On top of the continued fighting, strong storms and heavy rain have already hit coastal areas of the country, mainly lowlying areas in Rakhine, Kayin, Kachin and Shan states, since April this year, causing varying degrees of damage to civilian structures, including houses and shelters. This has further compounded pre-existing vulnerabilities of the affected people, particularly IDPs in protracted displacement sites. Humanitarian actors, including local partners, have immediately reached affected families, where possible repairing the damage and providing tarpaulins and emergency NFIs, but the needs far exceed existing resources, capacities and access. Preparedness efforts by both humanitarian actors and the de facto authorities have been underway since the first quarter of 2022 (see details in article below). More funding is critically needed to ensure efficient responses in the event of a wide-scale natural disaster.
Across the country, humanitarian actors, including the UN, INGOs, and local partners, continue responding to both preexisting and emerging needs wherever possible, providing critical life-saving assistance in spite of the constrained operational environment and limited funding. As of the end of the first quarter of 2022, 2.6 million people had been reached with humanitarian assistance. This represents 41 per cent of the people targeted (6.2 million) in the 2022 HRP7 demonstrating the humanitarian community’s capacity to scale-up logistically when access and funding are available.

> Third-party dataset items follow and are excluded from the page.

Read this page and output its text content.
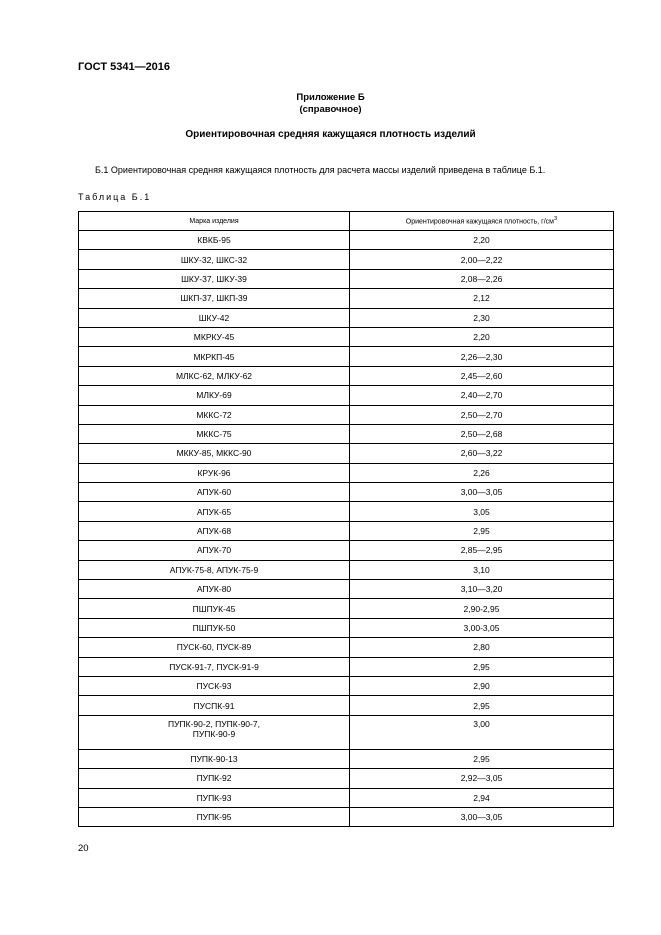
ГОСТ 5341—2016
Приложение Б
(справочное)
Ориентировочная средняя кажущаяся плотность изделий
Б.1 Ориентировочная средняя кажущаяся плотность для расчета массы изделий приведена в таблице Б.1.
Таблица Б.1
Марка изделия	Ориентировочная кажущаяся плотность, $г/см^3$

КВКБ-95	2,20

ШКУ-32, ШКС-32	2,00—2,22

ШКУ-37, ШКУ-39	2,08—2,26

ШКП-37, ШКП-39	2,12

ШКУ-42	2,30

МКРКУ-45	2,20

МКРКП-45	2,26—2,30

МЛКС-62, МЛКУ-62	2,45—2,60

МЛКУ-69	2,40—2,70

МККС-72	2,50—2,70

МККС-75	2,50—2,68

МККУ-85, МККС-90	2,60—3,22

КРУК-96	2,26

АПУК-60	3,00—3,05

АПУК-65	3,05

АПУК-68	2,95

АПУК-70	2,85—2,95

АПУК-75-8, АПУК-75-9	3,10

АПУК-80	3,10—3,20

ПШПУК-45	2,90-2,95

ПШПУК-50	3,00-3,05

ПУСК-60, ПУСК-89	2,80

ПУСК-91-7, ПУСК-91-9	2,95

ПУСК-93	2,90

ПУСПК-91	2,95

ПУПК-90-2, ПУПК-90-7,
ПУПК-90-9	3,00

ПУПК-90-13	2,95

ПУПК-92	2,92—3,05

ПУПК-93	2,94

ПУПК-95	3,00—3,05
20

The funding situation for 2022 is now dire with the Humanitarian Response Plan only 10 per cent funded, 5 months into the year, leaving a gap of US$740m (FTS). The consequences will be grave if this level of underfunding continues in the remainder of 2022. Humanitarian partners will be forced to cut back on their support at a time when this assistance is needed the most, particularly as the monsoon season is just getting underway.